Moisson Québec fait état de 312 000 demandes d’aide mensuelles en 2025 — une baisse minime par rapport au record de 2024, mais une hausse de 30 % depuis 2022.
Plus de 84 000 personnes ont bénéficié de ses services cette année, soit 33 % de plus qu’il y a trois ans.
La directrice générale Élaine Côté ne cache pas son désarroi :
« Les résultats sont terribles. Il y a de plus en plus de gens qui travaillent mais n’arrivent pas à joindre les deux bouts. Travailler ne protège plus de la pauvreté. »
Selon Radio-Canada, 32 % des bénéficiaires ont un emploi, et 37 % des enfants de moins de 18 ans dans la région de Québec dépendent d’une banque alimentaire pour se nourrir.
Les dons, eux, ne suivent plus la demande. Moisson Québec distribue 59 000 paniers par mois, mais « l’élastique est vraiment tendu », dit Côté, soulignant aussi la pénurie de ressources humaines.
En Beauce : une spirale provinciale
Le constat est identique en Chaudière-Appalaches.

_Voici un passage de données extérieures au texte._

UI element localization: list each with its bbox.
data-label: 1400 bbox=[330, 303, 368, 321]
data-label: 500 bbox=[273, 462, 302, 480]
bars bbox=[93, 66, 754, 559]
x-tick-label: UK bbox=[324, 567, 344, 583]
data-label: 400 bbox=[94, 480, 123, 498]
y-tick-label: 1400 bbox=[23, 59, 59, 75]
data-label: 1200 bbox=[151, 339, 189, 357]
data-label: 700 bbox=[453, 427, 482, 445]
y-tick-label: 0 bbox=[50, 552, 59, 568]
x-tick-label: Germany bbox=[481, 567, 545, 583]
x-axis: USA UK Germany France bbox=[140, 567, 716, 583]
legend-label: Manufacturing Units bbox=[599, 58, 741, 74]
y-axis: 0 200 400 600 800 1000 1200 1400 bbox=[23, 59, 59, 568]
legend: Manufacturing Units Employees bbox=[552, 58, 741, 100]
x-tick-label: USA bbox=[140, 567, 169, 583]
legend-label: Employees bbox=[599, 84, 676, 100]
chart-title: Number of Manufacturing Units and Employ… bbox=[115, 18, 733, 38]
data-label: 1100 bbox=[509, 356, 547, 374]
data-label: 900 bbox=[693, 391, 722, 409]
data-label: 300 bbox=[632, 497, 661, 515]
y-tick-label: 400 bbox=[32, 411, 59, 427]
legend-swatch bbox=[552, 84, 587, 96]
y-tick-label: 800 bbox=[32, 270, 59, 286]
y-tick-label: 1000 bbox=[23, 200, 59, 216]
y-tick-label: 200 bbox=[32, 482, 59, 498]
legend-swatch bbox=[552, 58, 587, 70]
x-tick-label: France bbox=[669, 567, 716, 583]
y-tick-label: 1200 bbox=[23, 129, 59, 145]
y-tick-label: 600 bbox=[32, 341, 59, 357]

Marie Champagne, directrice générale de Moisson Beauce, rapporte à Radio-Canada une hausse de 27 % des demandes en un an, pour un total de 32 000 interventions mensuelles, du jamais vu.
Le quart des bénéficiaires y occupent un emploi et le tiers sont mineurs.
« Depuis la pandémie, les chiffres ne cessent d’augmenter, et les études démontrent qu’ils ne baisseront pas », prévient Mme Champagne. « C’est un portrait inquiétant. »
Une crise structurelle, pas conjoncturelle
Au total, trois millions de demandes d’aide alimentaire sont enregistrées chaque mois au Québec, selon les Banques alimentaires du Québec, soit une hausse de 7 % depuis 2024 et de 37 % depuis 2022.
Un Québécois sur huit a fréquenté une banque alimentaire en 2025.
Les deux reportages dressent un même constat : la crise alimentaire n’est plus une question de charité, mais de structure économique.
Hausse des loyers, stagnation des salaires, explosion des coûts alimentaires, précarité de l’emploi — tous ces facteurs s’additionnent pour créer une pauvreté durable, qui touche désormais les travailleurs et les étudiants.
Les banques alimentaires, elles, sont à bout de souffle.
Elles deviennent, comme le souligne La Presse, « le dernier rempart avant la faim ».